Die SPD-Bundestagsfraktion fordert die Bundesregierung auf, sich in den Verhandlungen mit den Entwicklungsländern für die Einführung einer allgemeinen Schulpflicht einzusetzen. Dies wäre ein wichtiger Beitrag zur Bekämpfung der Jugendarbeitslosigkeit und der Erreichung des Millenniumsentwicklungsziels "Grundbildung für alle".
Die aktuellen Zahlen zur weltweiten Jugendarbeitslosigkeit, die von der Internationalen Arbeitsorganisation (ILO) vorgelegt wurden, machen deutlich, dass die Folgen der Finanz- und Wirtschaftskrise noch längst nicht überwunden sind und die Menschen in den Entwicklungsländern besonders hart treffen.

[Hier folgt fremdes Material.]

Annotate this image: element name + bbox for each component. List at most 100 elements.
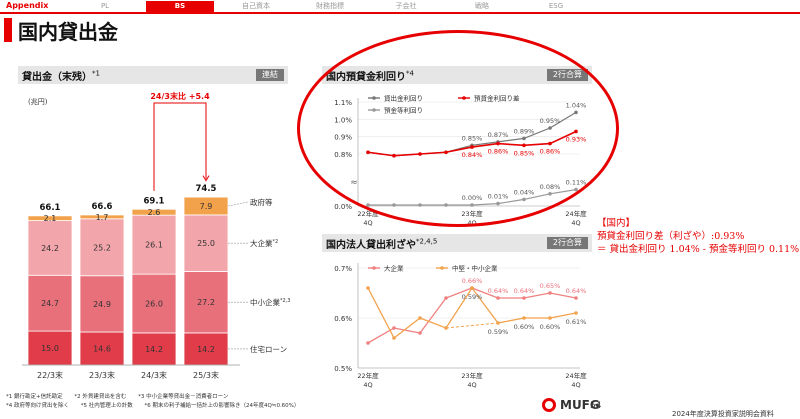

Danach waren Ende 2009 rund 81 Millionen Jugendlichen zwischen 15 und 24 Jahren arbeitslos. Das sind 7,9 Millionen mehr als vor der Krise. Die Jugendarbeitslosigkeitsrate stieg damit von 11,9 Prozent auf 13 Prozent an. Die ILO geht zudem davon aus, dass die Jugendarbeitslosigkeit in diesem Jahr noch weiter steigen wird. In den Entwicklungsländern, in denen rund 90 Prozent aller Jugendlichen leben, besteht daher die Gefahr, dass die Armut noch weiter zunehmen wird und für diejenigen, die noch Arbeit haben, die Arbeitszeiten und Löhne sinken werden. Die Autoren des ILO-Berichts schätzen, dass 152 Millionen Jugendliche im Jahr 2008 trotz Beschäftigung in extremer Armut leben und von weniger als 1,25 US-Dollar am Tag leben mussten.
Um die Entwicklung in den ärmsten Ländern voran zu bringen und die Armut der Menschen zu bekämpfen, muss dieser Teufelskreis durchbrochen werden. Wir müssen alles dafür tun, den Jugendlichen in den Entwicklungsländern eine Perspektive auf ein selbstbestimmtes Leben ohne Armut zu ermöglichen. Dazu gehört zuallererst die schulische Ausbildung.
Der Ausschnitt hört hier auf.